Make mine a cappuccino
The Italian loves of food, music, and the good life have injected bright colours into English usage. At the other extreme, the Italian language of crime, captured on film and TV, has infiltrated talk of murkier areas of life.
IF you want pasta cooked so that it is still firm when you bite into it, you should ask for it to be al dente, literally ‘to the tooth’. Varieties of pasta include fusilli or ‘little spirals’ and penne or ‘quills’—most were unknown in English until the 20th century, but vermicelli or ‘little worms’ and macaroni date back to the 17th century. A determined meat-eater might ask for carpaccio. This name for thin slices of raw meat comes from the surname of the medieval Italian painter Vittore Carpaccio (c.1460–1525/1526), because of his characteristic use of red pigments, resembling raw meat.
Baroness Frances Bunsen (1791–1876) was a diplomat's wife who travelled widely. A letter about one of her trips has given us the first mention of the pizza, in 1825: ‘They gave us ham, and cheese, and frittata [a kind of omelette], and pizza.’ The Italian word simply means ‘pie’.
Some kinds of Italian food suggest their appeal rather than their look or shape, such as the veal dish saltimbocca, whose name means literally ‘leap into the mouth’. The dessert tiramisu was unknown to English until the 1980s, since when the combination of coffee-and-brandy-soaked sponge and mascarpone cheese has become irresistible. The name comes from tira mi sù ‘pick me up’.
After the meal you might have the strong black espresso, whose name comes from caffé espresso ‘pressed-out coffee’, or the milder latte, from caffé latte ‘milk coffee’. A macchiato, espresso with a dash of frothy steamed milk, is short for caffé macchiato, literally ‘stained or marked coffee’. In Italian cappuccino means ‘Capuchin monk’, probably because the drink's colour resembles a Capuchin's brown habit. The Capuchins are a branch of the Franciscan order that takes their name from the sharp-pointed hood worn by the monks—cappuccio in Italian, which is from the same root as cape. It is now found on every high street, but cappuccino has been known in English only since the 1940s.
A life of heedless pleasure and luxury is a dolce vita, or ‘sweet life’, a phrase brought into English by the 1960 film La Dolce Vita, directed by Federico Fellini. A lazy person who likes the idea of pleasant idleness is attracted to dolce far niente, literally ‘sweet doing nothing’.

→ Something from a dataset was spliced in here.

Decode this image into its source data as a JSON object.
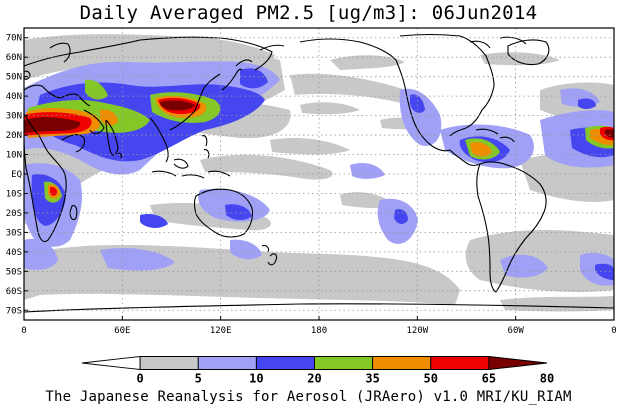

The term fresco for a painting done rapidly on wet plaster on a wall or ceiling means ‘cool, fresh’ in Italian. The same word is part of al fresco, meaning ‘in the open air’—in English this phrase tends to refer to eating outdoors, as in this example from GQ magazine: ‘Open 7 days a week…with al fresco dining in fine weather’. The phrase dates back to the 1750s in English and was used by Jane Austen.
Sheet music was first printed during the Renaissance by Italians, which is why Italian is the language of musical terms, a number of which have moved into the wider language. We might talk of excitement reaching a crescendo, a word originally used to indicate gradually increasing loudness in a piece of music. Someone might be speaking fortissimo, ‘very loudly’, or sotto voce, ‘in a quiet voice’—literally ‘under the voice’. Italian has also given us the names for different ranges of singing voice, including alto ‘high’, soprano, from sopra ‘above’, and baritone, which is ultimately from Greek barus ‘heavy’ and tonos ‘tone’. Many of the great opera singers have been Italian, and opera itself is the Italian word for ‘work’.
Films like The Godfather (1972) and Goodfellas (1990), and the more recent television series The Sopranos, have familiarized us with some of the enigmatic vocabulary associated with the mafia. Members practise omertà, or a code of silence, which is a dialect form of umità ‘humility’. Within the group the adviser to the leader, who resolves internal disputes, is known as the consigliere, literally ‘member of a council’. Presumably it is only after his arts have failed that someone may reach for his lupara, or sawn-off shotgun, a slang term that comes from lupa ‘she-wolf’. A high-ranking member of the Mafia is a don, a word also used for a British university teacher, which comes from Latin dominus ‘master’.